VERSIÓ EN CATALÀ AQUÍ
Entre la población de Laos, como sucede en todas partes, hay una cierta afición a las apuestas. Un domingo de septiembre de 2012 alrededor del mediodía, mientras me encontraba paseando por un barrio de la periferia de Luang Prabang en busca de un sitio donde descansar un rato y protegerme del sol abrasador, escuché un griterío proveniente de algún sitio cercano. Siguiendo las voces, llegué a un local abarrotado de gente, en el centro del cual había un ring rudimentario donde se estaba desarrollando una pelea de gallos.
Los gallos tenían los espolones inmovilizados contra sus patas con cinta aislante, para no dañar excesivamente a sus rivales, de modo que la contienda se resolvía a picotazo limpio.

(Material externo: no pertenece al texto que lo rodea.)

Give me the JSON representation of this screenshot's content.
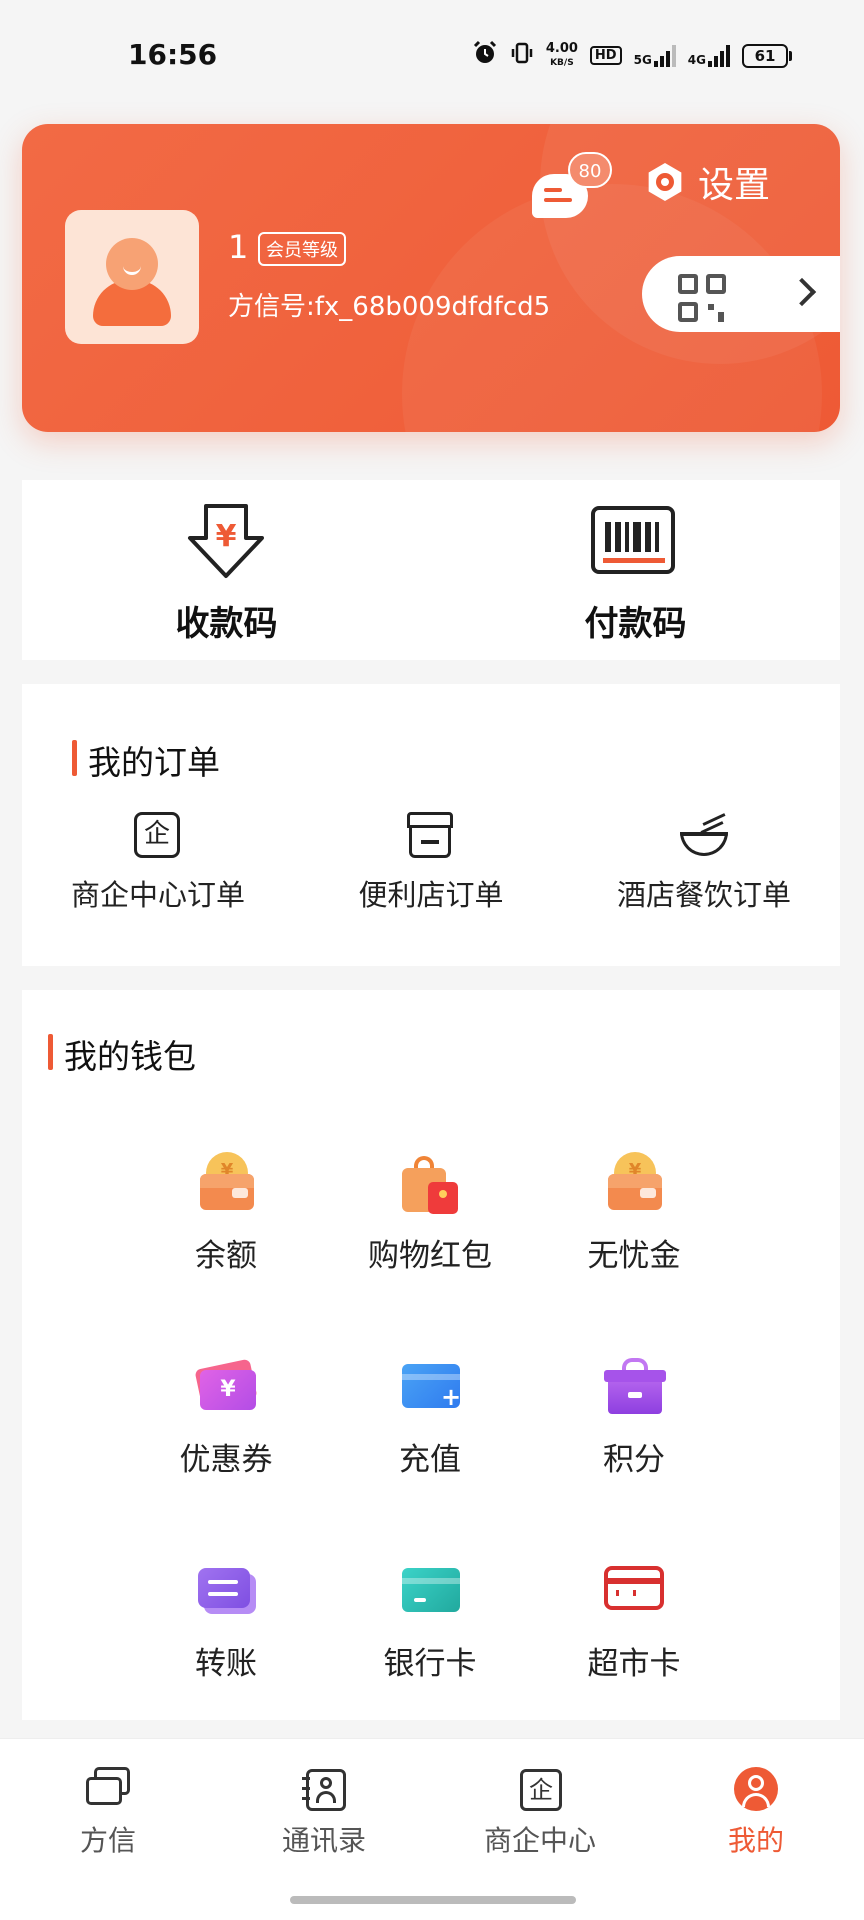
{
  "status_bar": {
    "time": "16:56",
    "speed_value": "4.00",
    "speed_unit": "KB/S",
    "hd_label": "HD",
    "network_5g": "5G",
    "network_4g": "4G",
    "battery": "61",
    "icons": [
      "alarm-icon",
      "vibrate-icon",
      "signal-5g-icon",
      "signal-4g-icon",
      "battery-icon"
    ]
  },
  "profile": {
    "name": "1",
    "member_level": "会员等级",
    "fx_id": "方信号:fx_68b009dfdfcd5",
    "message_badge": "80",
    "settings_label": "设置",
    "accent": "#ee5a35"
  },
  "pay": {
    "receive_label": "收款码",
    "receive_symbol": "¥",
    "pay_label": "付款码"
  },
  "orders": {
    "title": "我的订单",
    "items": [
      {
        "label": "商企中心订单",
        "icon": "enterprise-icon",
        "glyph": "企"
      },
      {
        "label": "便利店订单",
        "icon": "store-icon"
      },
      {
        "label": "酒店餐饮订单",
        "icon": "bowl-icon"
      }
    ]
  },
  "wallet": {
    "title": "我的钱包",
    "items": [
      {
        "label": "余额",
        "icon": "balance-wallet-icon",
        "glyph": "¥"
      },
      {
        "label": "购物红包",
        "icon": "shopping-bag-icon"
      },
      {
        "label": "无忧金",
        "icon": "worry-free-fund-icon",
        "glyph": "¥"
      },
      {
        "label": "优惠券",
        "icon": "coupon-icon",
        "glyph": "¥"
      },
      {
        "label": "充值",
        "icon": "recharge-icon",
        "glyph": "+"
      },
      {
        "label": "积分",
        "icon": "points-gift-icon"
      },
      {
        "label": "转账",
        "icon": "transfer-icon"
      },
      {
        "label": "银行卡",
        "icon": "bank-card-icon"
      },
      {
        "label": "超市卡",
        "icon": "supermarket-card-icon"
      }
    ]
  },
  "bottom_nav": {
    "items": [
      {
        "label": "方信",
        "icon": "chat-icon"
      },
      {
        "label": "通讯录",
        "icon": "contacts-icon"
      },
      {
        "label": "商企中心",
        "icon": "enterprise-center-icon",
        "glyph": "企"
      },
      {
        "label": "我的",
        "icon": "profile-icon"
      }
    ],
    "active": "我的"
  }
}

Un árbitro ponía fin a las peleas cuando consideraba que el gallo perdedor se encontraba suficientemente magullado, y entonces el dinero corría de mano en mano entre los presentes, provocando momentos de cierta tensión que se resolvían tras algunos gritos sin pasar a mayores. Gracias a la excitación del momento presencié varias peleas sin que nadie prestase demasiada atención a mi intrusión.
En un momento dado empezó una discusión muy acalorada, y pasó un buen rato hasta que me hice una idea de lo que estaba sucediendo: un hombre estaba muy contrariado porque nadie entre el resto de propietarios de gallos de pelea accedía a que sus animales se enfrentasen al de él, un ejemplar musculoso de proporciones formidables. El enojo del hombre era tal que se dedicaba a burlarse a gritos de sus potenciales rivales, reprochándoles su falta de valor. Finalmente, un hombre entre el público aceptó el reto, aunque su gallo no se encontraba ahí presente, de modo que se dio comienzo a otro combate mientras aquél cogía prestada una moto y se iba en busca del gallo aspirante a campeón. Aunque sentía cierta curiosidad, al cabo de un rato y ante la imposibilidad de saber con certeza cuándo volvería el hombre y empezaría el gran combate, me di por satisfecho y me fui para seguir deambulando.
Un domingo de octubre del año pasado, también alrededor del mediodía y estando yo en Luang Prabang, me acordé de aquella pelea de gallos y decidí probar suerte otra vez en el mismo sitio. Aunque al primer intento pasé de largo, volví atrás y no me costó mucho dar con el local. Las puertas estaban abiertas y entré. El lugar tenía el mismo aspecto que un año atrás, pero estaba completamente vacío y silencioso, sin ningún indicio de que nunca ahí hubiese habido peleas de gallos.